Application Lifecycle Management at a glance
Welcome to Application Lifecycle Management, in this series of blog posts, I will illustrate the basics of Application Lifecycle Management including its benefits, history and building blocks. We shall talk about Agile methodology in general and how Agile strategies can enrich application lifecycle management.
This first blog post sets the stage and gives you an introduction to what ALM comprises. The second part will talk about the building blocks of ALM followed by part three which will talk about the tools used for implementing ALM. Part four introduces version control strategies that will help you streamline your development process. Finally, part five will discuss productive workspaces and how ALM can counteract the illusion of control by operating as a change enabler.

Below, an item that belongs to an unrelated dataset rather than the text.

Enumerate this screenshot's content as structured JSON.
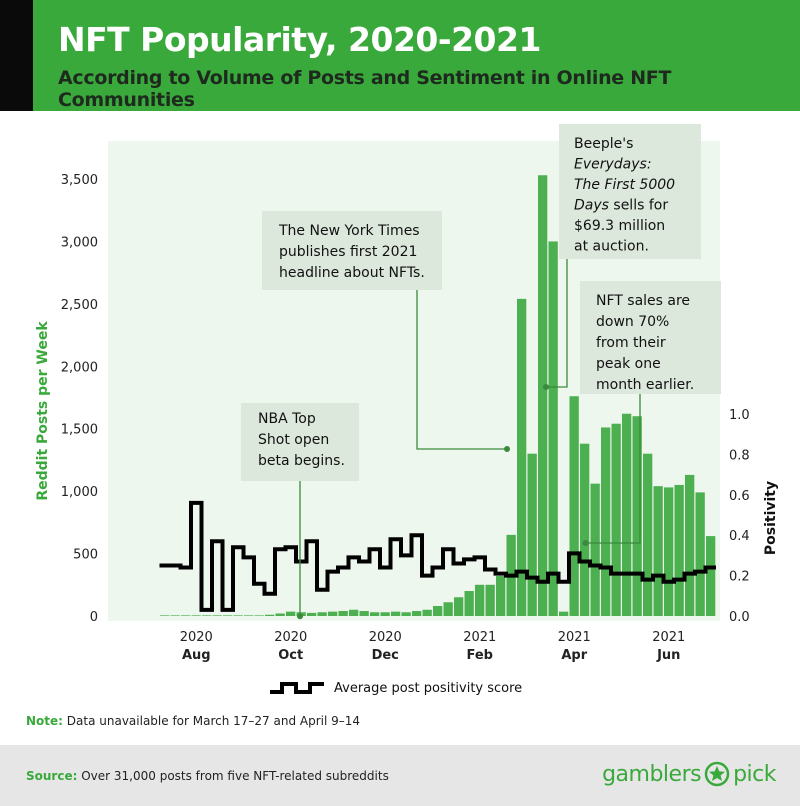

After this series of blog posts, you’ll be ready to explore Agile strategies in more detail and learn how you can implement these strategies with the tools that Microsoft provides.
Getting started with Application Lifecycle Management
This post is about Application Lifecycle Management (ALM) and brings together best of two worlds, Agile and ALM. We shall discuss ALM as a way to develop and release software in a coherent, integrated way, spanning all development phases, artifact types, roles and business units. Bringing ALM and Agile together and using the right tools leads to modern, efficient way of developing software. Consequently, you’ll reduce costs, boost your productivity, and accelerate your team’s collaboration. And you can make developing software a lot more fun. ALM is based on software configuration management (SCM). SCM
in turn, is based on basic version control (see figure 1 below)
Figure #1: ALM based on SCM
- Helps overcome process, technology, and functional barriers (such as roles and organization units)
- Spans all artifacts types as well as development phases and project roles
- Uses an integrated lightweight tools enabling the teams to collaborate effectively without any silos.
- Makes the relationship of given or generated artifacts visible, providing traceability and reproducibility.
- Defines task-based activities that are aligned with requirements. This means that the activities are linked to requirements and that all changes are traceable to their requirements.
ALM can be used with all kinds of process models and methodologies, including traditional ones, such as waterfall or spiral models. There are also ALM approaches that can hardly be called Agile or that are based on large-scale commercial tools, these can be difficult and expensive to implement. We however shall focus on driving the process through people and not merely through tools. This results in processes and tools that are flexible, open to change, and high quality.
ALM describes the coordination of development lifecycle disciplines including the management of requirements, changes, configurations, integrations, releases and tests. These functions span development phases including requirements definition, design, code, test, and run as shown below.
Figure #2: ALM bridges the development disciplines and phases of requirements definition, design, code, test, and run.
ALM is aligned with the engineering process, spanning development phases. This results in releases that are functionally and technically consistent. ALM also manages the relationships between various artifact types, including requirement documents, coding artifacts, and build scripts that are used or produced by the engineering process. By organizing, linking, and referencing activities, artifacts, you can track the development process as a whole. Through the use of integrated tools, ALM can help you overcome the biggest challenge in software creation process: the technological and functional barriers that make it difficult to implement a transparent and consistent development process.
ALM is a task-based approach in which all activities are linked to requirements, and the relationships between all artifacts are visible; therefore, artifacts can be traced to the requirements that they are based on. In summary, ALM consists of the following four major fundamentals.
- Collaboration – All team members are aware of what others are doing. That way, choices can be made that best facilitate the progress of the entire project. This is achieved by focusing on personal interactions, customer-focused development approach, and task-based development
supported by tools.
- Integration – Achieving business targets requires an enterprise infrastructure to integrate roles, teams, workflows, and repositories into a responsive software delivery chain. People must be connected wherever they are located and must have the assets they need to get the information they seek. Integration occurs at several levels, including developer builds and integration builds, and is seamlessly maintained with comprehensive testing throughout the lifecycle.
- Automation – The streaming of the full lifecycle is heavily based on end-to-end automation. For example, all the steps in a build, including preparing the build system, applying baselines to source control systems, conducting the build, running the technical and functional tests as well as acceptance tests, packaging and deploying and staging the artifacts,are automated with the tools we shall be discussing later on.
- Continuous Improvement-You can only improve what you can see and measure, so building and delivering software that minimizes manual work is a requirement for easily identifying where you are in your process. Comprehensive testing, regular retrospectives (where you discuss what went well and what needs improvement), project transparency, and project health allow you to improve continuously.